Wednesday, December 22, 2010

Monument Valley

This past fall I took a road trip out west and visited some amazingly beautiful places that were very inspiring. I spent a lot of time in central and northern Arizona visiting national forests, parks, and wilderness desert areas. Sedona was beautiful, and the Grand Canyon is one of the most amazing natural wonders on the planet. As I moved north into southern Utah, I had been longing to return to a place I had briefly visited on a family vacation a very long time ago. Monument Valley.

Hwy. 163 coming into Monument Valley from the North
If you have ever watched the movie Forrest Gump, the scene where he stops running across the country was shot in this exact spot in the photo above. Highway 163 running south from Mexican Hat UT. into Monument Valley. In my opinion, one of the most iconic scenes you will ever see while driving on a road trip.
Massive Sandstone Mesas and Buttes rise from the desert floor

This area is a place you may feel very familiar with, and yet you have never been there. This area was discovered by Hollywood director John Ford in the late 1930's and there have been parts of over 70 major movies filmed in the area, along with countless television commercials and videos . So in your subconscious you have been here many, many times. But I highly recommend that you visit it in person. Like the Grand Canyon, this place must be visited in person to truly appreciate the stark beauty of the landscape. I spent three days here and wished I had at least a week.

Massive Butte with a daylight moon
For a landscape photographer this area is a pure paradise. Monument Valley lies within the 16 million acre Navajo Indian Nation

Along HWY. 163 south of Monument Valley
There are only a few options for lodging in Monument Valley. I stayed at The View Hotel, owned and operated by the Navajo Indians. This is the only hotel located inside the tribal park, and I highly recommend staying there. A bit pricey, but the view from your balcony is just amazing.

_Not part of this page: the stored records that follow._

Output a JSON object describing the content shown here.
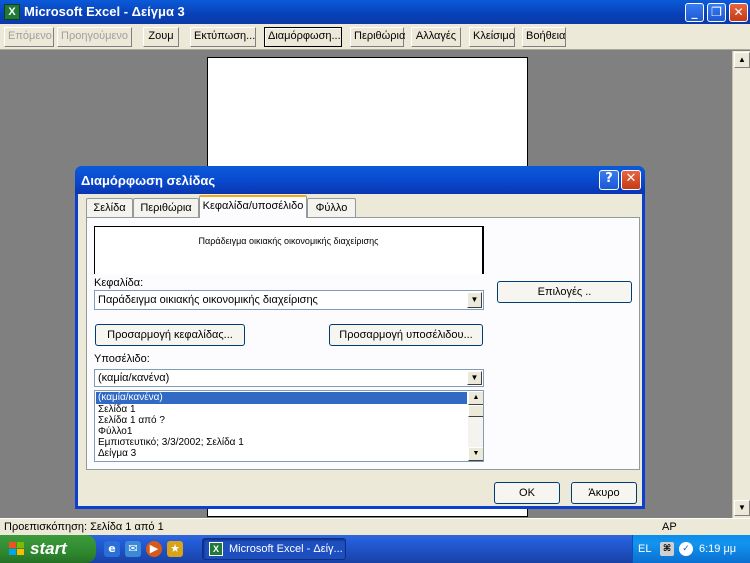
{
  "window": {
    "title": "Microsoft Excel - Δείγμα 3"
  },
  "toolbar": {
    "next": "Επόμενο",
    "previous": "Προηγούμενο",
    "zoom": "Ζουμ",
    "print": "Εκτύπωση...",
    "setup": "Διαμόρφωση...",
    "margins": "Περιθώρια",
    "page_break": "Αλλαγές",
    "close": "Κλείσιμο",
    "help": "Βοήθεια"
  },
  "status": {
    "text": "Προεπισκόπηση: Σελίδα 1 από 1",
    "mode": "ΑΡ"
  },
  "taskbar": {
    "start": "start",
    "task": "Microsoft Excel - Δείγ...",
    "lang": "EL",
    "clock": "6:19 μμ"
  },
  "dialog": {
    "title": "Διαμόρφωση σελίδας",
    "tabs": [
      "Σελίδα",
      "Περιθώρια",
      "Κεφαλίδα/υποσέλιδο",
      "Φύλλο"
    ],
    "header_preview": "Παράδειγμα οικιακής οικονομικής διαχείρισης",
    "header_label": "Κεφαλίδα:",
    "header_value": "Παράδειγμα οικιακής οικονομικής διαχείρισης",
    "options_button": "Επιλογές ..",
    "custom_header_button": "Προσαρμογή κεφαλίδας...",
    "custom_footer_button": "Προσαρμογή υποσέλιδου...",
    "footer_label": "Υποσέλιδο:",
    "footer_value": "(καμία/κανένα)",
    "footer_options": [
      "(καμία/κανένα)",
      "Σελίδα 1",
      "Σελίδα 1 από ?",
      "Φύλλο1",
      " Εμπιστευτικό; 3/3/2002; Σελίδα 1",
      "Δείγμα 3"
    ],
    "ok": "OK",
    "cancel": "Άκυρο"
  }
}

View from my hotel room balcony of the Mittens and Merrick Butte
If you just do a Google search on Monument Valley, you will find many links with all kinds of information you would need to learn more and plan a trip. My goal is not to rehash all that information here, but to inspire you to really consider visiting this place with my photography.

The North Window

I also highly recommend signing up with one of the local Navajo Indian guides for a tour. You can drive much of the area on a rough dirt road, but they have access to areas that are restricted unless you are with a guide. They provide great insight and information you would not get just driving it yourself.

The View Hotel, Monument Valley UT.

Three Sisters Rock Formation

The tough part of visiting Monument Valley as a photographer is trying to photograph as much as possible in the limited time you have. The desert light is extremely harsh within a couple hours of sunrise so starting very early is a must. Sunrises and sunsets there are spectacular if the weather cooperates.

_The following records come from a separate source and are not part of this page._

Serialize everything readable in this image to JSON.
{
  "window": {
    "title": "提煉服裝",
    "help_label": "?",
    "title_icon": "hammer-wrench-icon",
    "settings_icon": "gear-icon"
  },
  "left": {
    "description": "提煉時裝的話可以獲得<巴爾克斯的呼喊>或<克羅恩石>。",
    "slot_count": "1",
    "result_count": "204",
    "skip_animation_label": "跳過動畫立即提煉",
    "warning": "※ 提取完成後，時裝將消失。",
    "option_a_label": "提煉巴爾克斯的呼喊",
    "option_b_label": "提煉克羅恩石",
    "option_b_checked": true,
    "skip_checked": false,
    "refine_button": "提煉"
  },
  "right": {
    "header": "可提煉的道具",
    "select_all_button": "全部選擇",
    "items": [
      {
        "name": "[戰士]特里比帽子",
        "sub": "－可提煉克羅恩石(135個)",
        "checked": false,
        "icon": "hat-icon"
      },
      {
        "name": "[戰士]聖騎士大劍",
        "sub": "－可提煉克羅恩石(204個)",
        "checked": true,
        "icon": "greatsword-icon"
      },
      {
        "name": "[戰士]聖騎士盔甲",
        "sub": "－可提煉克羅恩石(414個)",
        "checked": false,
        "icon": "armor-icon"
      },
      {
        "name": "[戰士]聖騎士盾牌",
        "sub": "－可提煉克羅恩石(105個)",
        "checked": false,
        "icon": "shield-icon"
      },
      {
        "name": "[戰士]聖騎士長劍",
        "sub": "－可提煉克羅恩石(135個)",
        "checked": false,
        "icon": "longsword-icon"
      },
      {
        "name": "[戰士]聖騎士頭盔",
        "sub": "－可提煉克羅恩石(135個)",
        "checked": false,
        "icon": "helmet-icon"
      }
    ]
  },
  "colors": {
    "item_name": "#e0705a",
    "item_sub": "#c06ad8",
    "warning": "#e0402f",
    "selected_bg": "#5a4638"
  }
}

Clouds add dramatic textures to the sky
A Monument Valley Sunset

I found a real sense of peace and rejuvenation in Monument Valley. While I was wandering alone in the early morning darkness or late afternoons looking for the perfect landscape photo opportunity, The desolate beauty and remoteness of this place are inspiring. I just wish I could have captured it better than I did on this trip. I know I will be back again.